Katha(from Bhavishyottar Purana)
In the olden days, Hastinapur was ruled by king Indralumna. His wife’s name was Pramila who was full of faith and devotion and was keen on performing religious ceremonies and rituals. They had a son, Mahadharma by name and their daughter’s name was Shubhakaari. She was given in marriage to prince Gunvaan, son of king Sumati who ruled Kaundinyanagar.
Prince Gunvaan lived up to his name. He was a virtuous prince. A year after the wedding, Gunvaan went to his in-laws to fetch his wife. The king (his wife’s father) asked his son-in-law to stay over because the next day was the day of Shitala Saptami vrat. The king invited a Brahmin and his wife for the ceremony of Shitala Saptami vrat. The king’s daughter Shubhakari mounted a chariot and with her female friends set out for the puja ceremony of Shitaladevi. The puja was to take place by some lake.
Unfortunately, they took a wrong turn and got lost. Leaving the chariot, they started walking on foot, and dispersed in different directions. Princess Shubhakari was overcome by fatigue and sat under a tree. She saw an elderly woman approaching her and asked her for directions.
“O girl, follow me and I will lead you to a lake” said the old woman and took them to a lake. The princess bathed in the lake and with devotion and faith, placed the image of Shitaladevi on a makeshift platform of stone. The old lady was herself Shitaladevi. She was well pleased. Placing her hand on the head of Princess Shubhakari she asked her to state her wish.
The princess said: “Mother, I shall surely ask when the need arises”.

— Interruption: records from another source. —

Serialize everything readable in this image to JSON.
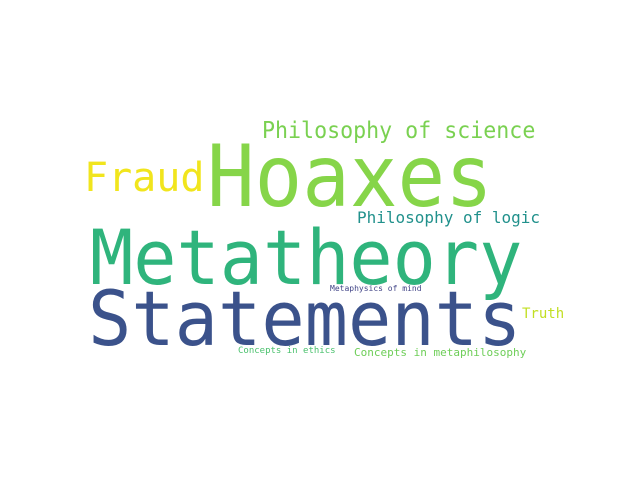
{
  "words": [
    {
      "text": "Hoaxes",
      "color": "#86d549"
    },
    {
      "text": "Metatheory",
      "color": "#2fb47c"
    },
    {
      "text": "Statements",
      "color": "#3b528b"
    },
    {
      "text": "Fraud",
      "color": "#f1e51d"
    },
    {
      "text": "Philosophy of science",
      "color": "#7ad151"
    },
    {
      "text": "Philosophy of logic",
      "color": "#21918c"
    },
    {
      "text": "Metaphysics of mind",
      "color": "#414487"
    },
    {
      "text": "Truth",
      "color": "#c2df23"
    },
    {
      "text": "Concepts in ethics",
      "color": "#4ac16d"
    },
    {
      "text": "Concepts in metaphilosophy",
      "color": "#6ece58"
    }
  ]
}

Then the old lady (Shitaladevi) escorted the princess and her female friends to the lake where they were to meet the Brahmin and his wife. The Brahmin’s wife was heard crying aloud. Princess Subhakari went to her and saw that her husband was lying dead, apparently bitten by a snake.
Princess Shubhakari again bathed in the lake and concentrated her mind upon Shitaladevi and stated her wish: “Mother, please bring back to life this Brahmin”.

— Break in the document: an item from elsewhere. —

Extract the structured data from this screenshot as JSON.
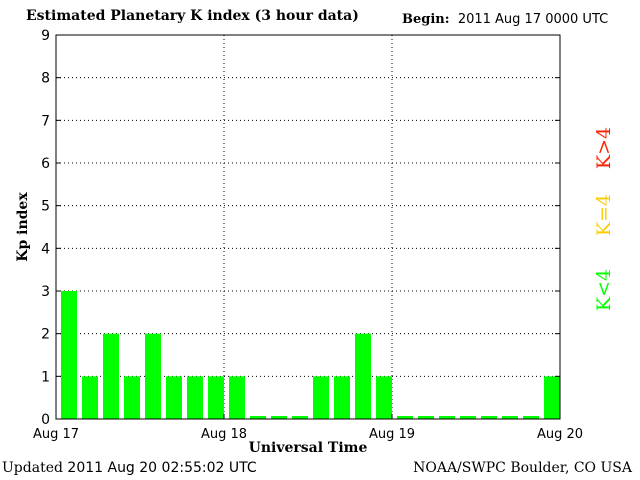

Bhagavati Shitaladevi was pleased and restored life to the Brahmin. Everybody was full of joy. They all performed Shitaladevi’s puja and returned home
People of Hastinapur were filled with awe on hearing that the dead Brahmin was brought back to life. The citizens together with the parents of the princess made a murti of Shitaladevi and celebrated this day in the manner of a festival. After staying for a few more days, Princess Shubhakari went with Prince Gunvaan to her in-laws. There also, being impressed by Shitalamata, they developed faith and devotion. It is said that the children of those who are Shitala vratdhai (who observe this vrat) do not suffer from smallpox and that their wishes get fulfilled.